Repeated selection by herbicides results in weed populations evolving various mechanisms that allow them to survive exposure to those herbicides. These mechanisms can be grouped into two categories: those that alter the herbicide binding site (target-site mechanisms) and those that reduce the amount of herbicide reaching the target site or allow the plant to survive despite herbicidal inhibition of the target site (collectively termed nontarget-site mechanisms). Historically, target-site resistance was most common in many of our troublesome weeds (particularly broadleaf weeds, such as waterhemp). Now, however, nontarget-site resistance is becoming more prevalent. Of the various nontarget-site mechanisms, enhanced herbicide metabolism is most common. Compared to target-site resistance, metabolic-based resistance is more complicated. In fact, our understanding of it is still in its infancy. In general, however, metabolic-based resistance is thought to evolve via increased expression in plants of one or more enzymes capable of detoxifying herbicide molecules. The challenge that this creates for weed management is that these enzymes might be able to also detoxify herbicides with other, unrelated modes of action. As an example, a weed population with metabolic resistance to an HPPD-inhibiting herbicide might also be resistant to a herbicide that has yet to be commercialized, even if it has a new mode of action. Furthermore, many of our herbicide-resistance mitigation strategies are based on target-site resistance.
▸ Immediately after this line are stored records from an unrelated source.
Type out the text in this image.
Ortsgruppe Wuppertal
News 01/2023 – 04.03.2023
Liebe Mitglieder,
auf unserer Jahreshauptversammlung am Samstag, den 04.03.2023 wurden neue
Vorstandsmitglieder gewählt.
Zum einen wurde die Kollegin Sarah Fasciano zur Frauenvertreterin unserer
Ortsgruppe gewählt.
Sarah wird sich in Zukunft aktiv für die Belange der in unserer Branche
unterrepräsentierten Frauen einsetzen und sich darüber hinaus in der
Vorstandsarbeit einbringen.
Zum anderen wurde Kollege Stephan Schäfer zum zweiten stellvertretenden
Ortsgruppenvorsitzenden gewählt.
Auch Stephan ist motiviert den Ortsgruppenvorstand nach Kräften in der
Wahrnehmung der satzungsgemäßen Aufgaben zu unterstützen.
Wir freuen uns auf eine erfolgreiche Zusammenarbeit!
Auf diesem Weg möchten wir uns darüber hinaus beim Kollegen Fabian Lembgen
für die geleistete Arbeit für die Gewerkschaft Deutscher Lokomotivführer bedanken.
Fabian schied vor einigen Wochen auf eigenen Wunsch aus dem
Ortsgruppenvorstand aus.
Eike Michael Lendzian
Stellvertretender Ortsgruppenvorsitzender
For example, mixing two effective herbicides with different sites of action is a great strategy to prevent target-site resistance from occurring but, in some cases, could be completely ineffective in preventing metabolic-based resistance. As metabolic herbicide resistance becomes more common, we are entering a new and more challenging era of herbicide-resistant weeds.   

Speaker

Patrick Tranel

University of Illinois
Biography

Patrick Tranel obtained a B.S. in Agronomy from Iowa State University, an M.S. in Agronomy from Washington State University, and a Ph.D. in Botany from Michigan State University. Dr. Tranel has been a faculty member in the Department of Crop Sciences at the University of Illinois since 1997. His research program uses molecular and genomics tools to address weed science issues, and has contributed much to our understanding of the evolution and underlying mechanisms of resistances to numerous herbicides in numerous weed species. Dr. Tranel also collaborates extensively with more applied weed scientists at the University of Illinois and elsewhere, fostering a research program that is timely and relevant to weed management practitioners. Dr. Tranel has received numerous awards for his research and teaching, and currently holds the Ainsworth Professorship in Crop Sciences at the University of Illinois.